Regia di Brandon Cronenberg vedi scheda film
Di fronte a un film come Infinity Pool, deve essere ben chiaro qual sia il motore dell’attenzione della spettatore, cosa la attiri, come si giochi con le sue aspettative, dove deve guardare.
Partiamo dall’inizio: James e compagna sono in un’isola esotica durante una vacanza tranquilla (ma leggermente conflittuale) e conoscono una coppia: lei è Mia Goth, fan sfegatata dell’unico sfortunato libro di James risalente a sei anni prima; lui è Thomas Kretschmann, un architetto, uomo d’affari, affabile e convincente. La coppia propone ai due protagonisti di infrangere le regole, di uscire dai confini del villaggio turistico dove si trovano, di esplorare la “terra selvaggia” dove gli stranieri non sono bene accolti e dove vige la legge del taglione. La coppia, puntualmente, si fa convincere. Ed è l’inizio di una cascata interminabile di “regole da infrangere” e di schemi morali da abbattere. Perché il taglione, più che uccidere “un” colpevole, non può fare.
È parzialmente un peccato rivelare oltre di un intreccio che coinvolge doppelgänger, violenza, sesso e consunte metafore sull’Occidente predatorio e colonialista - anche se la crudele legge del taglione è quella dei selvaggi. Ma il peccato è solo parziale perché, come capitava coi film precedenti di Cronenberg jr, le suggestioni formali sono spesso generiche, fumose, e non incorporano una vera e propria personalità formale, vengono dettate dall’idea basilare di trama attorno alla quale ruotare con la forza centripeta dei pretesti. Se non si può fare a meno di ricordare che si parla della famiglia Cronenberg, non si può non citare l’entropia centrifuga di Crimes of the Future, per capire quanto il lavoro del figlio d’arte sia molto più canonico e meno destabilizzante.

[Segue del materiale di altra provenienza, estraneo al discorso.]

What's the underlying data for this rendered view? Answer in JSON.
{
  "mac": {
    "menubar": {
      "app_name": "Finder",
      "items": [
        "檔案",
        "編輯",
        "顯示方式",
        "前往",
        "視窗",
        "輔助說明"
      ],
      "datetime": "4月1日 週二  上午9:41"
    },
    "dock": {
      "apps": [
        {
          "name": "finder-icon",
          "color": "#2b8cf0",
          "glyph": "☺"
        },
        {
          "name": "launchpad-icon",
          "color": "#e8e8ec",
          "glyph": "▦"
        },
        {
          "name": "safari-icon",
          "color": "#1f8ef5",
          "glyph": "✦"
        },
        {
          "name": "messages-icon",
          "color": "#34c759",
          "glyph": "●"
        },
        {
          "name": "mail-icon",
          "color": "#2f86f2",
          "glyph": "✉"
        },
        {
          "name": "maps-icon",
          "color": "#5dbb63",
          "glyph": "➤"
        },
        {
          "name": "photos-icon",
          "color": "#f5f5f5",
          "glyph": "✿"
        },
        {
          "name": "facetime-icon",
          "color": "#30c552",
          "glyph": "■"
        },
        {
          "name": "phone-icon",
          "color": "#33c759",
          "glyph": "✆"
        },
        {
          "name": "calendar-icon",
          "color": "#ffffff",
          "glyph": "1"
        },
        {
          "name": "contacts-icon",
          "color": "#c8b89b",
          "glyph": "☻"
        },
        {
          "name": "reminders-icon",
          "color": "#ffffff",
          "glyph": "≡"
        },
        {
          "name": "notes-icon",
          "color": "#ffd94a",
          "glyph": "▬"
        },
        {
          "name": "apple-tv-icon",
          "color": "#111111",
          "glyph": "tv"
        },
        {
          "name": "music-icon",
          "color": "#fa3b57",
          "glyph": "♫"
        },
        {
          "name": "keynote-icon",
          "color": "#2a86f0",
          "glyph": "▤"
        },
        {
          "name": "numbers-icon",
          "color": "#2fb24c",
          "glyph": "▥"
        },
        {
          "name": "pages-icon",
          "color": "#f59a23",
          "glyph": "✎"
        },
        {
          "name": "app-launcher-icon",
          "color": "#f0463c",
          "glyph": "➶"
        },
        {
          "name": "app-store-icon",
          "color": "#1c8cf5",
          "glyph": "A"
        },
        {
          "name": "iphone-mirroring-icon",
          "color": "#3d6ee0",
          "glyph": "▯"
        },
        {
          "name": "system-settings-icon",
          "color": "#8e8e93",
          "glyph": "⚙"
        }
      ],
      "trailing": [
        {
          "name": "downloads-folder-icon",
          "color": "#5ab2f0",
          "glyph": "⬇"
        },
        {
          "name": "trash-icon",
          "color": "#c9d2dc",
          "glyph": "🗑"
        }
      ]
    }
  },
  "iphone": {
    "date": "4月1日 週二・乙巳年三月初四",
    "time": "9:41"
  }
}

Meno Antiviral e più Possessor, Infinity Pool incattivisce lo spettatore mostrando il povero James di Alexander Skarsgard cadere vittima della tentazione e crollarvi dentro come in un baratro, in un meccanismo da “vortice di follia” che può proseguire solo nel cinico modo in cui in effetti, prevedibilmente, prosegue. Eppure non è tanto la prevedibilità (sempre relativa) quella che disperde lo spettatore; la vera patina è invece data dall’assoluta inconsistenza psicologica del protagonista, inetto manichino nelle mani di mostri crudeli. Non è tanto il vittimismo a renderlo distante dallo spettatore; è invece l’assenza di fascino di questo Male dentro cui si fa trascinare, che tiene a distanza dal suo conflitto esistenziale. A parte gli sguardi penetranti dell’horror girl del momento Mia Goth (la cui interpretazione vale l’intero film), non c’è nulla che dovrebbe attrarre noi in questo male. Ne rimaniamo distanti, lo troviamo incomprensibile e per nulla attraente. Sappiamo, insomma, sempre dove guardare, in questo sci-fi filosofico sull’identità in cui infrangere le barriere della moralità equivale letteralmente a “uccidersi”, rinascendo nella nuova forma del borghese indifferente e benestante che in cantina nasconde i cadaveri e le vittime delle proprie violenze indiscriminate. È dal confronto con un altro film di una decina di anni fa (Spring Breakers di Harmony Korine) che sovviene la principale conclusione su Infinity Pool: laddove la violenza dei protagonisti di Korine diventa inscindibile dall’attrazione, dal sesso, dalla gioia e dalla mistica, in Cronenberg jr lo sguardo è sempre e solo schizzinoso e diffidente. Per questo lo spettatore sa sempre dove guardare, nonostante specchi, riflessi, capovolte, dettagli, decentramenti e momenti epilettici e stroboscopici con subliminalità soft-core assortite: nel vittimismo del povero Skarsgard è difficilissimo credere.